Il problema è che alcuni enti di ricerca, come il CNR, ma anche l’INAF (Istituto nazionale di astrofisica) e l’INFN (Istituto Nazionale di Fisica Nucleare) dopo aver avviato le stabilizzazioni dei ricercatori con contratto a tempo determinato, hanno bloccato quelle degli assegnisti di ricerca o di chi aveva un contratto “atipico”.
Per questo motivo, il 21 marzo l’USB ha organizzato un sit-in di protesta a piazzale Aldo Moro, in corrispondenza di un convegno della “Pastorale della ricerca”, a cui parteciperanno i presidenti Massimo Inguscio (CNR), Fernando Ferroni (INFN), Nicolò D’Amico (INAF) e Carlo Doglioni (INGV).
Precari di serie “B”
“Sono un precario della ricerca ormai dal lontano 2002, anno del mio primo assegno di ricerca”, racconta a TPI P.M., anche lui ricercatore compreso nel comma 2.
“In tutti questi anni ho sempre avuto contratti di tipo ‘parasubordinato’, quindi neanche a tempo determinato, con il risultato che ad oggi vedo praticamente compromessa la possibilità di avere una pensione anche minima.
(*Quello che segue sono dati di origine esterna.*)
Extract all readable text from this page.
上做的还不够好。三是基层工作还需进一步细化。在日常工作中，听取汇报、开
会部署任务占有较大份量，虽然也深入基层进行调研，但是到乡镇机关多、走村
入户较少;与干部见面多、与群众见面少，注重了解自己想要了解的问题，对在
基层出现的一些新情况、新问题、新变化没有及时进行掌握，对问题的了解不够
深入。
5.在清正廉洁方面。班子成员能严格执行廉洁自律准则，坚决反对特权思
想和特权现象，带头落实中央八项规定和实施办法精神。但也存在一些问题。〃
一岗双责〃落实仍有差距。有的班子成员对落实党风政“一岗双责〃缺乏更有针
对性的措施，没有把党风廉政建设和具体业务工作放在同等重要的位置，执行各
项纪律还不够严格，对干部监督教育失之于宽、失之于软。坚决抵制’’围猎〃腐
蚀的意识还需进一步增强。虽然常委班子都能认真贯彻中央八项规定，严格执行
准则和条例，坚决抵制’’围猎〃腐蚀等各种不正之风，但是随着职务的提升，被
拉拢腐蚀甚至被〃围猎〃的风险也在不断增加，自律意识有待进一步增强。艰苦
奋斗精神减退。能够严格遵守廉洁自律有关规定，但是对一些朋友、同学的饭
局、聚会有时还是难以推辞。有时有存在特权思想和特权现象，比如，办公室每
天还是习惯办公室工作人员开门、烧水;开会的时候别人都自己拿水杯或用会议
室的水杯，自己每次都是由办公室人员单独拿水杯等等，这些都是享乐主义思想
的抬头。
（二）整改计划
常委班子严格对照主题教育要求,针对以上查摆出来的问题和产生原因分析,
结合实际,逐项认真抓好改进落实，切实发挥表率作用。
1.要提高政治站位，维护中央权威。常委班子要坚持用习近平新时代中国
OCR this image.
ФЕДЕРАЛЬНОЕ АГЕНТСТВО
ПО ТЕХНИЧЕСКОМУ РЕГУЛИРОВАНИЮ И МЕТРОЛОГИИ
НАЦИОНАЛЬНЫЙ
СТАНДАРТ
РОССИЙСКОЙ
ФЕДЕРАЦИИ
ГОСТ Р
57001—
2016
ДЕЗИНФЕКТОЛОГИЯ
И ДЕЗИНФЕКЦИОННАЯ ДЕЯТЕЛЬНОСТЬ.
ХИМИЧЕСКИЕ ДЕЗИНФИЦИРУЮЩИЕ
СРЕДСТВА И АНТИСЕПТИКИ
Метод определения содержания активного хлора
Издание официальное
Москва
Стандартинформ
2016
Sono padre di due figli”, sottolinea.
“Sono quello che si dice un precario di serie B. Quelli, più fortunati, di serie A sono coloro che hanno avuto contratti di lavoro dipendente a tempo determinato”, prosegue. “Questo non perché la mia attività di ricerca e/o la mia bravura sia di livello inferiore ma perché ho lavorato soprattutto all’interno dell’università o dell’INAF e in questi enti i contratti a tempi determinato nella ricerca sono molto rari. Tra l’altro nel 2011 sono stato giudicato idoneo al ruolo di ricercatore presso INAF in un concorso non riservato, ma a tutt’oggi non c’è stato nessuno scorrimento di graduatoria”.
“Negli ultimi anni ho spostato il mio interesse scientifico nel CNR e ho partecipato a un concorso per la stabilizzazione riservato ai precari comma 2 non avendo diritto all’assunzione diretta perché riservata ai ‘più fortunati’ colleghi che hanno invece avuto contratti a tempo determinato (sarebbe bastato un anno!)”.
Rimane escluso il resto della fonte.